Economists tend to think a fall in gasoline prices can help stimulate the economy by giving people more money to spend on other goods. Think of it like a tax cut. Earlier this month, the forecasting firm Macroeconomic Advisers estimated that falling gas prices could add 0.3 percentage points to third-quarter GDP growth.
But why is this happening? The reasons for the recent fall in gasoline prices are varied, but here are some of the big ones:
-- Gasoline prices typically rise in the summer and go down in the winter. That's because people take more vacations when the weather's nice, and refiners have to put out a pricier "summer blend" of gasoline that's mixed with butane and other ingredients to prevent evaporation in the heat. Once the summer's over, gas prices typically fall again. So that's worth mentioning. But this isn't the only factor here.
-- The supply of gasoline is up — for odd reasons. U.S. stockpiles of gasoline were at 210 million barrels in the first week of November, up about 4 percent from the same period last year. Normally, refineries cut back when stockpiles are high. But there are other forces at play here.
Many Gulf Coast refiners are taking advantage of the boom in shale-oil drilling in the Midwest and producing ever more diesel for export to Europe and Asia. That's a lucrative business. And that refining process also produces more gasoline for domestic consumption. So, as The Wall Street Journal reports, refiners can still make a profit from exporting diesel abroad even if they're creating a glut of gasoline here at home.
-- Fewer refinery disruptions. It's been a fairly quiet hurricane season in the Atlantic this year — with not a single hurricane making landfall. That means U.S. refineries have seen relatively few disruptions of late, apart from Tropical Storm Karen in October and scheduled shutdowns for maintenance.
-- Oil prices have declined moderately. The price of oil typically makes up about 70 percent of the cost of gasoline. And a barrel of West Texas Intermediate crude cost just $93.60 on Tuesday, down from around $110 in September. Oft-cited factors for the drop include growing U.S. crude supplies and an easing of tensions between the United States and Iran. This also isn't the whole story, but it's a factor.
-- Gasoline demand has been fairly restrained. In recent years, Americans have been buying more efficient cars and light trucks, in part due to new fuel-economy standards by the Obama administration. That's helped keep a lid on prices. But this trend may not last for long if driving demand picks back up.
-- A bet on weakened ethanol rules. Earlier this year, many refineries were buying up renewable credits, known as "RINs," in anticipation that the Environmental Protection Agency would tighten its rule on how much ethanol needs to be mixed in with gasoline in 2014. The price of RINs soared, which, in turn, may have driven up gasoline prices.
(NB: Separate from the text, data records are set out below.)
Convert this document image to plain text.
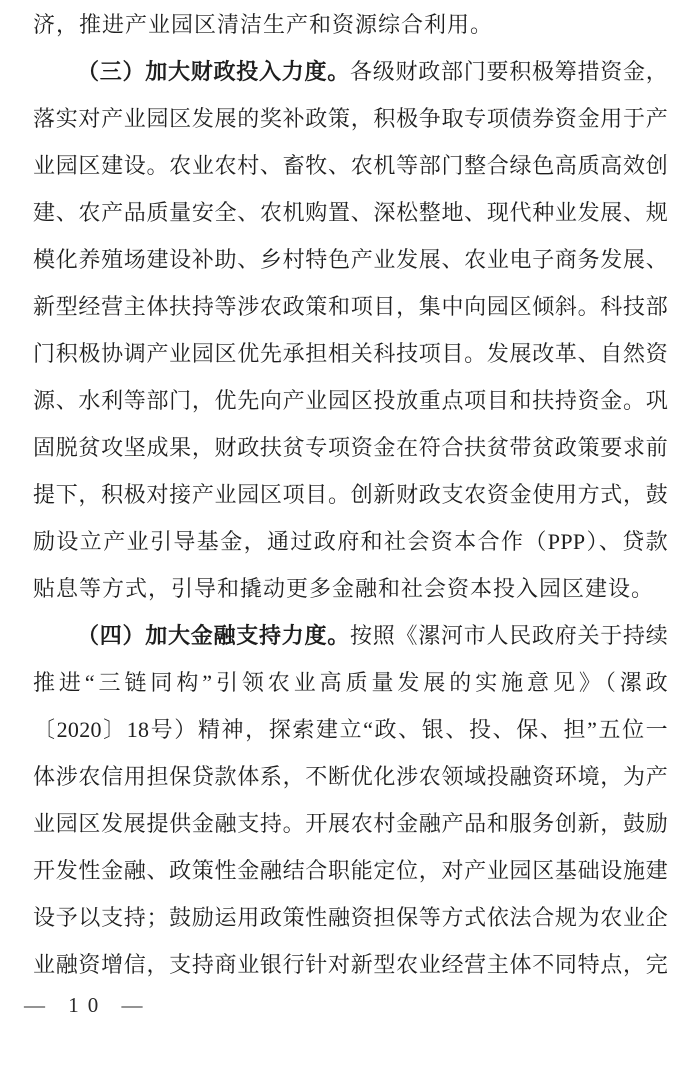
济，推进产业园区清洁生产和资源综合利用。

（三）加大财政投入力度。各级财政部门要积极筹措资金，

落实对产业园区发展的奖补政策，积极争取专项债券资金用于产

业园区建设。农业农村、畜牧、农机等部门整合绿色高质高效创

建、农产品质量安全、农机购置、深松整地、现代种业发展、规

模化养殖场建设补助、乡村特色产业发展、农业电子商务发展、

新型经营主体扶持等涉农政策和项目，集中向园区倾斜。科技部

门积极协调产业园区优先承担相关科技项目。发展改革、自然资

源、水利等部门，优先向产业园区投放重点项目和扶持资金。巩

固脱贫攻坚成果，财政扶贫专项资金在符合扶贫带贫政策要求前

提下，积极对接产业园区项目。创新财政支农资金使用方式，鼓

励设立产业引导基金，通过政府和社会资本合作（PPP）、贷款

贴息等方式，引导和撬动更多金融和社会资本投入园区建设。

（四）加大金融支持力度。按照《漯河市人民政府关于持续

推进“三链同构”引领农业高质量发展的实施意见》（漯政

〔2020〕18号）精神，探索建立“政、银、投、保、担”五位一

体涉农信用担保贷款体系，不断优化涉农领域投融资环境，为产

业园区发展提供金融支持。开展农村金融产品和服务创新，鼓励

开发性金融、政策性金融结合职能定位，对产业园区基础设施建

设予以支持；鼓励运用政策性融资担保等方式依法合规为农业企

业融资增信，支持商业银行针对新型农业经营主体不同特点，完

— 10 —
The big question is whether prices will keep dropping — or whether they'll eventually rebound sharply the way they did in 2011 and 2012 after temporary lulls. The winter drop in gasoline demand is obviously seasonal and temporary. And there's always the possibility that geopolitical unrest could send oil prices soaring.
For now, however, the U.S. Energy Information Administration is predicting that U.S. gasoline prices will stay restrained in the year ahead — falling from an average of $3.50 per gallon in 2013 to $3.39 per gallon in 2014. That's still much higher than they were a decade ago. But it would count as a small bit of relief for the broader economy.